Thanks Christine, this is good stuff and I just wanted to bump it once more so it does not fade into oblivion too soon 

One quick suggestion. When you post a code example , prefix the title with the language you are using. Helps with searching.


----------



## calvary1980 (Jun 7, 2008)

Will do. 

- Christine


----------



## Solaris17 (Jun 7, 2008)

man you guys know so much cool stuff i wish i could code like you guys.


----------



## Kreij (Jun 7, 2008)

Solaris17 said:


> man you guys know so much cool stuff i wish i could code like you guys.




You can, you just have to stick with it and learn.


----------



## Oliver_FF (Jun 8, 2008)

Seriously cool code, between myself and all of my mates I'm usually the first to attempt to make some code run as fast as possible XD 

As far as I know I hold the record at my university for the fastest time to search modem connection logs to determine the times that all modems are concurrently connected - running the code on a server for everyones times to be comparable. Gotta love Algorithm assignments 

You know, if you first poster goes to Edit their post, in this case, Christine, then pick Advanced View, you can change the title of the thread?


----------



## calvary1980 (Jun 8, 2008)

done.

- Christine


----------



## calvary1980 (Jun 9, 2008)

check out my new sig! what do you think 

- Christine


----------



## Solaris17 (Jun 9, 2008)

thiats nice cristine whant to know what gives it away?


nobody writes a smiley face side ways 

and even though you did a good job congrats on finding the font...the slight pixilation can be seen if you have good eyes.
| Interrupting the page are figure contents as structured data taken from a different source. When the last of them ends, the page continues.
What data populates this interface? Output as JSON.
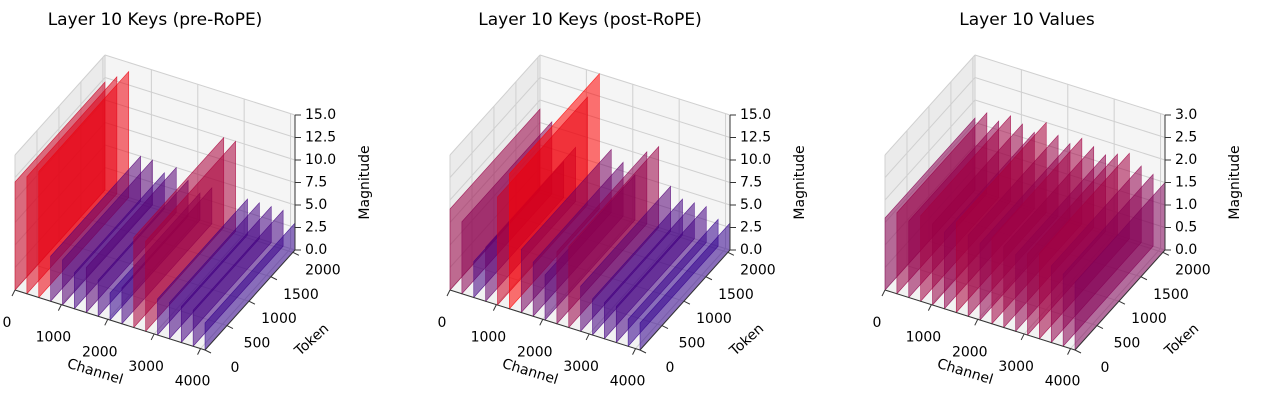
{
  "chart_data": [
    {
      "type": "surface3d",
      "title": "Layer 10 Keys (pre-RoPE)",
      "xlabel": "Channel",
      "ylabel": "Token",
      "zlabel": "Magnitude",
      "x": [
        0,
        256,
        512,
        768,
        1024,
        1280,
        1536,
        1792,
        2048,
        2304,
        2560,
        2816,
        3072,
        3328,
        3584,
        3840,
        4096
      ],
      "values": [
        12,
        13,
        14,
        5,
        5,
        4,
        5,
        4,
        3,
        4,
        10,
        10,
        4,
        4,
        4,
        4,
        3
      ],
      "xlim": [
        0,
        4096
      ],
      "xticks": [
        0,
        1000,
        2000,
        3000,
        4000
      ],
      "ylim": [
        0,
        2048
      ],
      "yticks": [
        0,
        500,
        1000,
        1500,
        2000
      ],
      "zlim": [
        0,
        15
      ],
      "zticks": [
        {
          "value": 0,
          "label": "0.0"
        },
        2.5,
        {
          "value": 5,
          "label": "5.0"
        },
        7.5,
        {
          "value": 10,
          "label": "10.0"
        },
        12.5,
        {
          "value": 15,
          "label": "15.0"
        }
      ],
      "color_low": "#0000b0",
      "color_high": "#ff0000",
      "grid": true
    },
    {
      "type": "surface3d",
      "title": "Layer 10 Keys (post-RoPE)",
      "xlabel": "Channel",
      "ylabel": "Token",
      "zlabel": "Magnitude",
      "x": [
        0,
        256,
        512,
        768,
        1024,
        1280,
        1536,
        1792,
        2048,
        2304,
        2560,
        2816,
        3072,
        3328,
        3584,
        3840,
        4096
      ],
      "values": [
        9,
        8,
        4,
        6,
        12,
        15,
        7,
        6,
        5,
        8,
        9,
        5,
        4,
        4,
        4,
        3,
        3
      ],
      "xlim": [
        0,
        4096
      ],
      "xticks": [
        0,
        1000,
        2000,
        3000,
        4000
      ],
      "ylim": [
        0,
        2048
      ],
      "yticks": [
        0,
        500,
        1000,
        1500,
        2000
      ],
      "zlim": [
        0,
        15
      ],
      "zticks": [
        {
          "value": 0,
          "label": "0.0"
        },
        2.5,
        {
          "value": 5,
          "label": "5.0"
        },
        7.5,
        {
          "value": 10,
          "label": "10.0"
        },
        12.5,
        {
          "value": 15,
          "label": "15.0"
        }
      ],
      "color_low": "#0000b0",
      "color_high": "#ff0000",
      "grid": true
    },
    {
      "type": "surface3d",
      "title": "Layer 10 Values",
      "xlabel": "Channel",
      "ylabel": "Token",
      "zlabel": "Magnitude",
      "x": [
        0,
        256,
        512,
        768,
        1024,
        1280,
        1536,
        1792,
        2048,
        2304,
        2560,
        2816,
        3072,
        3328,
        3584,
        3840,
        4096
      ],
      "values": [
        1.6,
        1.8,
        1.7,
        1.9,
        1.8,
        1.7,
        2.0,
        1.8,
        1.7,
        1.9,
        1.8,
        1.7,
        1.8,
        1.9,
        1.7,
        1.6,
        1.5
      ],
      "xlim": [
        0,
        4096
      ],
      "xticks": [
        0,
        1000,
        2000,
        3000,
        4000
      ],
      "ylim": [
        0,
        2048
      ],
      "yticks": [
        0,
        500,
        1000,
        1500,
        2000
      ],
      "zlim": [
        0,
        3
      ],
      "zticks": [
        {
          "value": 0,
          "label": "0.0"
        },
        0.5,
        {
          "value": 1,
          "label": "1.0"
        },
        1.5,
        {
          "value": 2,
          "label": "2.0"
        },
        2.5,
        {
          "value": 3,
          "label": "3.0"
        }
      ],
      "color_low": "#0000b0",
      "color_high": "#ff0000",
      "grid": true
    }
  ]
}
maybe i cant program but i do make things


----------



## Solaris17 (Jun 9, 2008)

awww s#$%T i just burned the final of that disk to 


i used cd menu pro 6 to make an autorun splash


----------



## calvary1980 (Jun 9, 2008)

what about now?  

- Christine


----------



## Solaris17 (Jun 9, 2008)

hahaha  leave me alone your a programmer you know ill spend 27 hours perfecting this it was a late night running on cold coffe and dreams. dont tell me you dont know what im talking about  ill fix it though thanks


----------



## PaulieG (Jun 9, 2008)

Nice code Christine. I wish I could enjoy writing code. It's so damn useful.


----------



## calvary1980 (Jun 9, 2008)

Thanks Paulie  ok my sides hurt, im done.

- Christine


----------



## Solaris17 (Jun 9, 2008)

easy christine...the forum rules say no nudity just a heads.


----------



## calvary1980 (Jun 9, 2008)

lighten up, what is this a family forum all of a sudden. they are just boobs you should see the collage of me 

- Christine


----------



## Solaris17 (Jun 9, 2008)

lol i dont care in the slightest i just didnt want you to get in trouble im not a prude.


----------



## intel igent (Jun 9, 2008)

i can't programm but i can laugh!   

i like the new sig's


----------



## PaulieG (Jun 9, 2008)

Christine, YHPM


----------